Economic inequality is rapidly increasing in the majority of countries. The wealth of the world is divided in two: almost half going to the richest one percent; the other half to the remaining 99 percent.
The World Economic Forum has identified this as a major risk to human progress. Extreme economic inequality and political capture are too often interdependent. Left unchecked, political institutions become undermined and governments overwhelmingly serve the interests of economic elites to the detriment of ordinary people. Extreme inequality is not inevitable, and it can and must be reversed quickly.

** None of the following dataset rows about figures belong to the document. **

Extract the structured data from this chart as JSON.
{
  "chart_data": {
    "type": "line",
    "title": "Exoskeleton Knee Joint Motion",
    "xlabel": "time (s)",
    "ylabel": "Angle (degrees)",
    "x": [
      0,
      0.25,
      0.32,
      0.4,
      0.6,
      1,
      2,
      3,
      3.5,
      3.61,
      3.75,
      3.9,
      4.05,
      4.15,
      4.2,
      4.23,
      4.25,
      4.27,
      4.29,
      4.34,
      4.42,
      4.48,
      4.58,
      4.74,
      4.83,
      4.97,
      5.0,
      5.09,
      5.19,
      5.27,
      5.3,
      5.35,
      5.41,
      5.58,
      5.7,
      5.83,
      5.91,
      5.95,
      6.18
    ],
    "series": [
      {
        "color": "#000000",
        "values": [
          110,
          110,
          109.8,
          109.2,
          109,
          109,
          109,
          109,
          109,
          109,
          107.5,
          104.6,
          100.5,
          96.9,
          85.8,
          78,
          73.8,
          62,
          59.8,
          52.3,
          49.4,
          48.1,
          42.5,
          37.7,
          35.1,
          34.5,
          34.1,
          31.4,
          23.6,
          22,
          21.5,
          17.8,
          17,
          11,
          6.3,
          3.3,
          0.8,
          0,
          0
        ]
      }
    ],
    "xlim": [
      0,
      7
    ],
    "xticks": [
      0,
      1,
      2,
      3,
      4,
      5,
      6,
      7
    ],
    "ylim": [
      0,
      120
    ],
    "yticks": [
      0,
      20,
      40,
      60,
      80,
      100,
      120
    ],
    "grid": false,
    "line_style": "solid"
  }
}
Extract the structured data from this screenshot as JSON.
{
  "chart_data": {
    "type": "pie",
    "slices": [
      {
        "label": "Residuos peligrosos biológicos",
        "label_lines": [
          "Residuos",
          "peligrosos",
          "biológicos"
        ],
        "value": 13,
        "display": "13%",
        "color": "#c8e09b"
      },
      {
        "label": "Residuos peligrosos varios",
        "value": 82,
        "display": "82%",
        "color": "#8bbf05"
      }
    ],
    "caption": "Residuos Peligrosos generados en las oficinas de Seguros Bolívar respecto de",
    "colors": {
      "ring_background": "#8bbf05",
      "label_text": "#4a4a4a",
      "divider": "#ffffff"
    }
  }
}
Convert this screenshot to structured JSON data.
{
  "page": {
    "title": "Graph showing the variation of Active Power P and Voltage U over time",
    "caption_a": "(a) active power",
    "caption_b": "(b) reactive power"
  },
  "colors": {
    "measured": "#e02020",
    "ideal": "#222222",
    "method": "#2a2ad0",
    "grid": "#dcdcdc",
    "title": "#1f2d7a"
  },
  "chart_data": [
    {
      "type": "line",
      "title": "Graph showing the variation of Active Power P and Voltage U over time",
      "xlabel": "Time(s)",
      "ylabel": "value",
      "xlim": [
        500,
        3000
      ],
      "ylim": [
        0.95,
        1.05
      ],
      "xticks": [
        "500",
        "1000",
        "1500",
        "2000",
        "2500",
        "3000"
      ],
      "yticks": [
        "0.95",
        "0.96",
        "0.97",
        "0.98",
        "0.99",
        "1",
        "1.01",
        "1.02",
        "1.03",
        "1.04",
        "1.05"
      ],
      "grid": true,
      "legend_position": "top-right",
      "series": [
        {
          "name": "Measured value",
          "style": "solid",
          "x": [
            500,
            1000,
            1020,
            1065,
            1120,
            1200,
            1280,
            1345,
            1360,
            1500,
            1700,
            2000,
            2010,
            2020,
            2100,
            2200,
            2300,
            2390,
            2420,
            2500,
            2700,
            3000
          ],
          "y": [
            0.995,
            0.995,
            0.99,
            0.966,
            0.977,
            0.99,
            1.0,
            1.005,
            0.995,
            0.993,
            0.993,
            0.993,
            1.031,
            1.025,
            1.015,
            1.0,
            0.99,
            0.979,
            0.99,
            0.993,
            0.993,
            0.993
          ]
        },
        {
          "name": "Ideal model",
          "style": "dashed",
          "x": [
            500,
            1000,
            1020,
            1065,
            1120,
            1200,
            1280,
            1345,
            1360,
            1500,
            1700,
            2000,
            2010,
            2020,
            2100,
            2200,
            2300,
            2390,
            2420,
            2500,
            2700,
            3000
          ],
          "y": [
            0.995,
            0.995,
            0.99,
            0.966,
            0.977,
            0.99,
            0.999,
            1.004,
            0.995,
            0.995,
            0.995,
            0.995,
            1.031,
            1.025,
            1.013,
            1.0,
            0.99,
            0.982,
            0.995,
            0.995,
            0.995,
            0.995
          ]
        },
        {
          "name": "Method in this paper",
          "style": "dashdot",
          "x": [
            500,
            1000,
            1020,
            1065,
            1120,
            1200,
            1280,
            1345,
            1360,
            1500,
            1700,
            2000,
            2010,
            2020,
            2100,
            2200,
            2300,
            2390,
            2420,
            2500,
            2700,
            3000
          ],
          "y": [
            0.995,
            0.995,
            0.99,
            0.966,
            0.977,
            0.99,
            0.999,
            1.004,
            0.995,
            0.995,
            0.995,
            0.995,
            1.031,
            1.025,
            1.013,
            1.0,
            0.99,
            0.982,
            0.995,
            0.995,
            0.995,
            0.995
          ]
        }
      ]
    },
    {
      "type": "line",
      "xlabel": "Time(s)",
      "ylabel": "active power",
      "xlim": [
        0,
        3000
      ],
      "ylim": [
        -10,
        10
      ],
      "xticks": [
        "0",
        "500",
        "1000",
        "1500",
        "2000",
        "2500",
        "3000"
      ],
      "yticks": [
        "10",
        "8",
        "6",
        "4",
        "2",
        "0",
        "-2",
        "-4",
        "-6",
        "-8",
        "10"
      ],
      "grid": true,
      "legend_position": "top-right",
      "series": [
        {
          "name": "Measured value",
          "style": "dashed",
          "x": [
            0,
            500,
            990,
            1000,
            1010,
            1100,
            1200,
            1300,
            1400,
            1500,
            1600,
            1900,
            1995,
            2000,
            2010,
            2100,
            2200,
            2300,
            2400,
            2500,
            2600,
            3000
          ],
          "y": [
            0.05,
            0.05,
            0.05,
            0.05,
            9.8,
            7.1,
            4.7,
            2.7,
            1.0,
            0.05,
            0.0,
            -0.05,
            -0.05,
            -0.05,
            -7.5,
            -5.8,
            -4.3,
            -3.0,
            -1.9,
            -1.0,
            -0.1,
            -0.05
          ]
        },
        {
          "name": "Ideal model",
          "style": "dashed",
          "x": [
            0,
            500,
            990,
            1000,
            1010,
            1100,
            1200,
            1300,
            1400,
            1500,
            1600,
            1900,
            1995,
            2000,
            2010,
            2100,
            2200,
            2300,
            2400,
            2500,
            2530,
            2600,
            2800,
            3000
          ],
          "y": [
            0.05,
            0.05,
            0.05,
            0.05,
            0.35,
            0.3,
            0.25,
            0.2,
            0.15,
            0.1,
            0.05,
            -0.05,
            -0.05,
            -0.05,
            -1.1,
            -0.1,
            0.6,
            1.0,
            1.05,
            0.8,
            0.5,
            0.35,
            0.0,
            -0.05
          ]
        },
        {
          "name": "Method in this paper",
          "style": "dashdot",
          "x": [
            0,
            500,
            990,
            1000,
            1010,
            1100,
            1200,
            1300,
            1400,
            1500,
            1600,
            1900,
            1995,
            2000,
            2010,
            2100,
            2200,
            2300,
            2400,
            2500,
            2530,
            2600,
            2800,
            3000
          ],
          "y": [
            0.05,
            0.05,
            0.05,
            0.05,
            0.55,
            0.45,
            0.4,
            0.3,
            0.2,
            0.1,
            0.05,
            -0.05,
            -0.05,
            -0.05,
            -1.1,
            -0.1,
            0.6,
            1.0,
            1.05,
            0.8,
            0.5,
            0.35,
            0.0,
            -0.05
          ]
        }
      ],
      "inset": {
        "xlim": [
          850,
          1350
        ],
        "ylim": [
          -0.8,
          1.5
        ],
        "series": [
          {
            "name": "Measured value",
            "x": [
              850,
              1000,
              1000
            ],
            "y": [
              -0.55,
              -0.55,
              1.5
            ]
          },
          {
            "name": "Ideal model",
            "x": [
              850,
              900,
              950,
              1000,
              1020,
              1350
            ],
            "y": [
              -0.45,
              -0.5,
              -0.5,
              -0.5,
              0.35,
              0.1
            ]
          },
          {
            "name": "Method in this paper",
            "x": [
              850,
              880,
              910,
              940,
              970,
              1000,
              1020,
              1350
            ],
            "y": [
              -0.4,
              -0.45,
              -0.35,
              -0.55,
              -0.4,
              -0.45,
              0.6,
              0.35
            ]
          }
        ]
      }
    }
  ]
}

Those gathered at Davos for the World Economic Forum have the power to turn around the rapid increase in inequality. Oxfam is calling on them to pledge that they will:
• Not dodge taxes in their own countries or in countries where they invest and operate, by using tax havens;
• Not use their economic wealth to seek political favors that undermine the democratic will of their fellow citizens;
• Make public all the investments in companies and trusts for which they are the ultimate beneficial owners;
• Support progressive taxation on wealth and income;
• Challenge governments to use their tax revenue to provide universal healthcare, education and social protection for citizens;
• Demand a living wage in all the companies they own or control;
• Challenge other economic elites to join them in these pledges.
Oxfam has recommended policies in multiple contexts to strengthen the political representation of the poor and middle classes to achieve greater equity. These policies include:
• A global goal to end extreme economic inequality in every country. This should be a major element of the post-2015 framework, including consistent monitoring in every country of the share of wealth going to the richest one percent.
• Stronger regulation of markets to promote sustainable and equitable growth; and
• Curbing the power of the rich to influence political processes and policies that best suit their interests.
The particular combination of policies required to reverse rising economic inequalities should be tailored to each national context. But developing and developed countries that have successfully reduced economic inequality provide some suggested starting points, notably:
• Cracking down on financial secrecy and tax dodging;
• Redistributive transfers; and strengthening of social protection schemes;
• Investment in universal access to healthcare and education;
• Progressive taxation;
• Strengthening wage floors and worker rights;
• Removing the barriers to equal rights and opportunities for women.